One day after exiting as Sony TV chief, Steve Mosko said his seemingly abrupt departure was a long time coming.
“It’s been brewing for awhile,” Mosko said Thursday evening during a sit-down interview at the Paley Center for Media in Beverly Hills, when he was asked to explain the end of his 24-year run at the studio behind such series as “Breaking Bad,” “Better Call Saul” and “Outlander.”
“It’s time to do something different,” Mosko told interviewer Michael Schneider of Indiewire. The executive said he just turned 60 and has been thinking about other career paths. “In life, if you’re not 100 percent in on something, you need to move on.”
Mosko did not provide many details beyond that, brushing aside reports that he had clashed with his boss, Sony Entertainment CEO Michael Lynton.

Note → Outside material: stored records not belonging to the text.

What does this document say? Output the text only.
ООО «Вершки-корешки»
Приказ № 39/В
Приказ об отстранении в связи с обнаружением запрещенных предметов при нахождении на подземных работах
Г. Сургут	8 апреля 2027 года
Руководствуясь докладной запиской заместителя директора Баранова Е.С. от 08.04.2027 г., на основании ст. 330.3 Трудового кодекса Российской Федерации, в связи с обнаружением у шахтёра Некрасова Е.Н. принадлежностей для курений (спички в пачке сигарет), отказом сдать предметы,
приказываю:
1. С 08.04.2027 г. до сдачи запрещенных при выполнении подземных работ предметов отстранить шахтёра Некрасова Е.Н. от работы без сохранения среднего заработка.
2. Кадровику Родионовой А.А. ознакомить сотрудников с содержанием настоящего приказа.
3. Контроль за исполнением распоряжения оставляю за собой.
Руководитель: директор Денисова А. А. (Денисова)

In a press release, Sony said that Mosko stepped down and would have a consulting role.
“We’ve had a pretty good run together,” Mosko said of Lynton. “He gave me complete autonomy.”

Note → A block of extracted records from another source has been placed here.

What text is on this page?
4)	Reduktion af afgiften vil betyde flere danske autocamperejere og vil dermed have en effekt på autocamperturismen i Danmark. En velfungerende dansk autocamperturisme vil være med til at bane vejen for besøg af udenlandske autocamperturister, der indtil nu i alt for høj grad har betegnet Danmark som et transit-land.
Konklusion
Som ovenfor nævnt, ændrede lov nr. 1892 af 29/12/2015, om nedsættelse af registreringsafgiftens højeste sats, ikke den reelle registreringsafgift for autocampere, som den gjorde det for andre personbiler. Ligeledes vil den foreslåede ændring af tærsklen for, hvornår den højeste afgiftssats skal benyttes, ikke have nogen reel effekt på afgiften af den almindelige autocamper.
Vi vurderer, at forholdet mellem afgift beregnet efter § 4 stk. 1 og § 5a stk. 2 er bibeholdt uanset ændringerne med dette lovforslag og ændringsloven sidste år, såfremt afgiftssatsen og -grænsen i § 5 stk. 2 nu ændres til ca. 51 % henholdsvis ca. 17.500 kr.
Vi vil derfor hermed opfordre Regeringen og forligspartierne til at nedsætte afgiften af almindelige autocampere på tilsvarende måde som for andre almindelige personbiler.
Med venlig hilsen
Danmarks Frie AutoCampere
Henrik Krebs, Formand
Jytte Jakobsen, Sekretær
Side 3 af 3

Mosko recounted an oft-told tale of Lynton’s skepticism when the company was pitched “Breaking Bad,” a drama about a terminally ill high school teacher played by Bryan Cranston, then best known for the sitcom “Malcolm in the Middle.” Lynton initially said it was the worst idea he’d ever heard, Mosko said.
But “he didn’t say [we] couldn’t do it,” Mosko said.
Mosko did make it clear that the Sony hack — when thousands of e-mails were leaked with details of private studio business — was a deeply disruptive event that continues to shake the company.
“You’d wake up in the morning wondering, What’s gonna happen today?” Mosko said. “That’s a horrible feeling.”
Perhaps the most awkward moment of the interview came at the beginning, when Mosko showed a promotional reel highlighting all of the TV shows made by his now-former employer.
“I made this tape, so I feel like I have to show it,” Mosko said to audience laughter.
“Let me be clear about this: I am not going away,” he said later.